2003 年 55 巻 4 号 p. 337-350
We have studied micro-seismicity in the northern part of Hokkaido (north above 44°N) from June to November in 1998 combining eleven temporal seismic stations with seven and five routine ones operated by Institute of Seismology and Volcanology (ISV) in Hokkaido University and Sapporo Meteorological Observatory, Japan Meteorological Agency (SMO), respectively.
Firstly we determined 91 hypocenters of local earthquakes in this period using the dense network. These hypocenters are about three times of the number of those from the routine network alone. One-dimensional P-wave velocity structure assuming four-layer model (assumed thickness of 2, 8, 10km and infinite) and station corrections were estimated using a P-wave travel time inversion method with 735 P-wave arrival time records of 81 events. The velocity of each layer was determined to be 2.83km/sec for the first layer, 5.32km/sec for the second one, 6.32km/sec for the third one and 6.69km/sec for the bottom half space. From the P-wave station corrections we obtained, this region can be classified into three zones parallel in the north-south direction; the western islands region in the Sea of Japan, the western part of mainland, and the eastern part of mainland. Each zone shows the value of less than-0.5sec, +0.1-+0.4sec, and-0.1--0.5sec, respectively.

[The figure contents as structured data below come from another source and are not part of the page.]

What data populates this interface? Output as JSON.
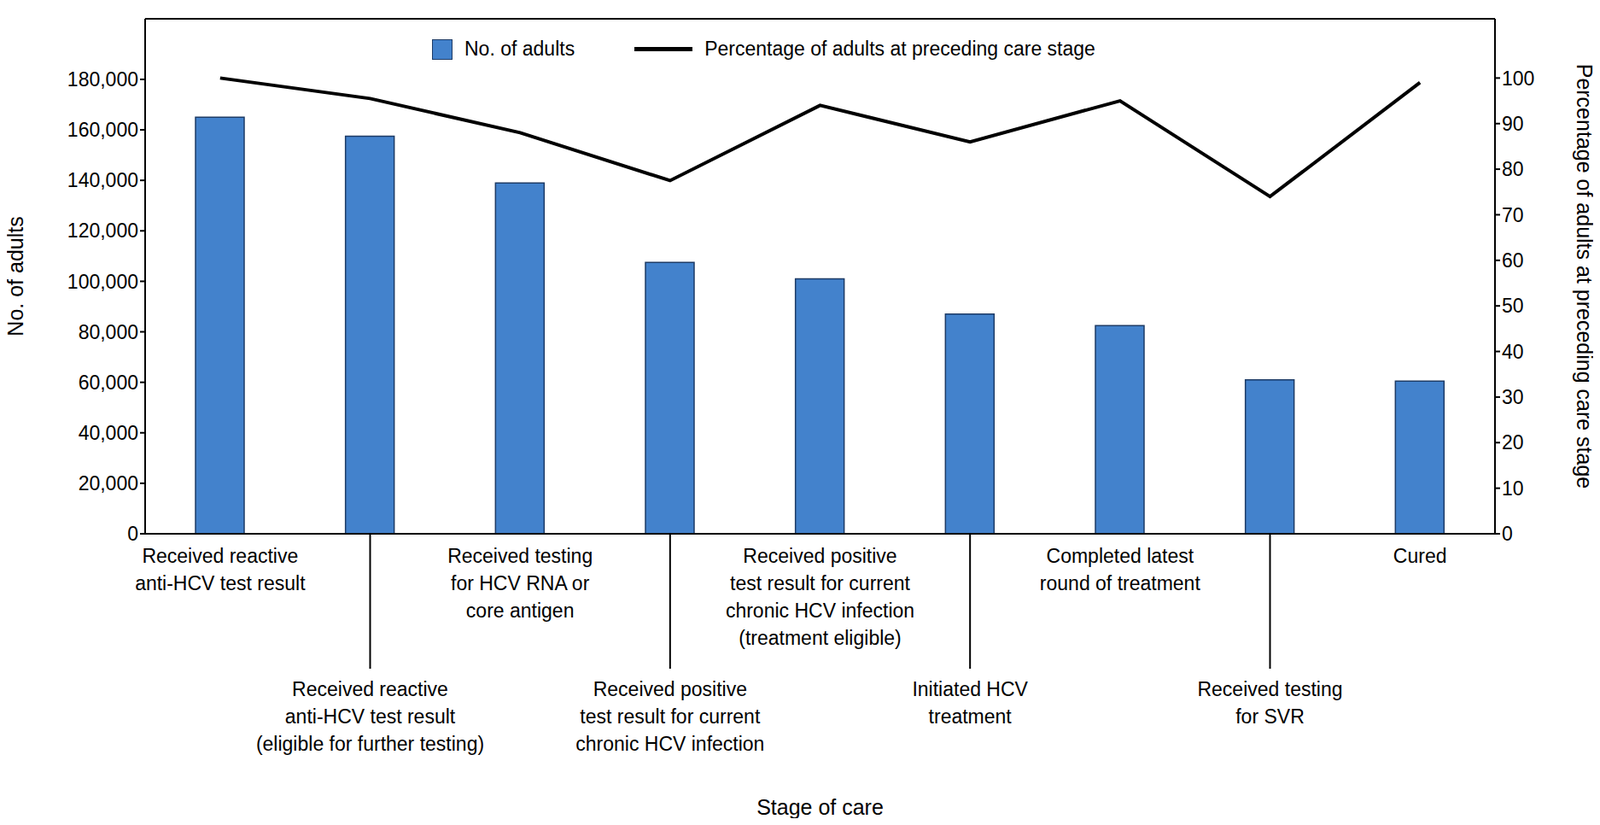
{
  "chart_data": {
    "type": "bar",
    "x_label": "Stage of care",
    "y_label": "No. of adults",
    "y2_label": "Percentage of adults at preceding care stage",
    "categories": [
      "Received reactive\nanti-HCV test result",
      "Received reactive\nanti-HCV test result\n(eligible for further testing)",
      "Received testing\nfor HCV RNA or\ncore antigen",
      "Received positive\ntest result for current\nchronic HCV infection",
      "Received positive\ntest result for current\nchronic HCV infection\n(treatment eligible)",
      "Initiated HCV\ntreatment",
      "Completed latest\nround of treatment",
      "Received testing\nfor SVR",
      "Cured"
    ],
    "series": [
      {
        "name": "No. of adults",
        "type": "bar",
        "color": "#4382cc",
        "values": [
          165000,
          157500,
          139000,
          107500,
          101000,
          87000,
          82500,
          61000,
          60500
        ]
      },
      {
        "name": "Percentage of adults at preceding care stage",
        "type": "line",
        "color": "#000000",
        "axis": "y2",
        "values": [
          100,
          95.5,
          88,
          77.5,
          94,
          86,
          95,
          74,
          99
        ]
      }
    ],
    "ylim": [
      0,
      204000
    ],
    "yticks": [
      0,
      {
        "value": 20000,
        "label": "20,000"
      },
      {
        "value": 40000,
        "label": "40,000"
      },
      {
        "value": 60000,
        "label": "60,000"
      },
      {
        "value": 80000,
        "label": "80,000"
      },
      {
        "value": 100000,
        "label": "100,000"
      },
      {
        "value": 120000,
        "label": "120,000"
      },
      {
        "value": 140000,
        "label": "140,000"
      },
      {
        "value": 160000,
        "label": "160,000"
      },
      {
        "value": 180000,
        "label": "180,000"
      }
    ],
    "y2lim": [
      0,
      113
    ],
    "y2ticks": [
      0,
      10,
      20,
      30,
      40,
      50,
      60,
      70,
      80,
      90,
      100
    ],
    "grid": false,
    "legend": "top"
  }
}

Next, the hypocenters with the inverted velocity structure and the station corrections are relocated. As the results show, some hypocenters in the anomalous delayed station correction zone, i. e. the western part of mainland, are clearly located at the depth range from 20 to 25 km. Focal mechanism solutions of these deep events show normal fault type, while shallower events less than 20 km depth show strike-slip and reverse fault types. We also relocated 381 earthquake hypocenters which were routinely determined by ISV from October 1996 to December 2000. According to the relocated hypocenter distribution, a high seismic zone is shown in the western part of mainland with about 50km wide along a north-south direction. On the other hand, the eastern part of mainland is strongly characterized as aseismic zone. The boundary between the seismic and aseismic zones corresponds to the geological boundary between Kamuikotan metamorphic belt and Hidaka belt.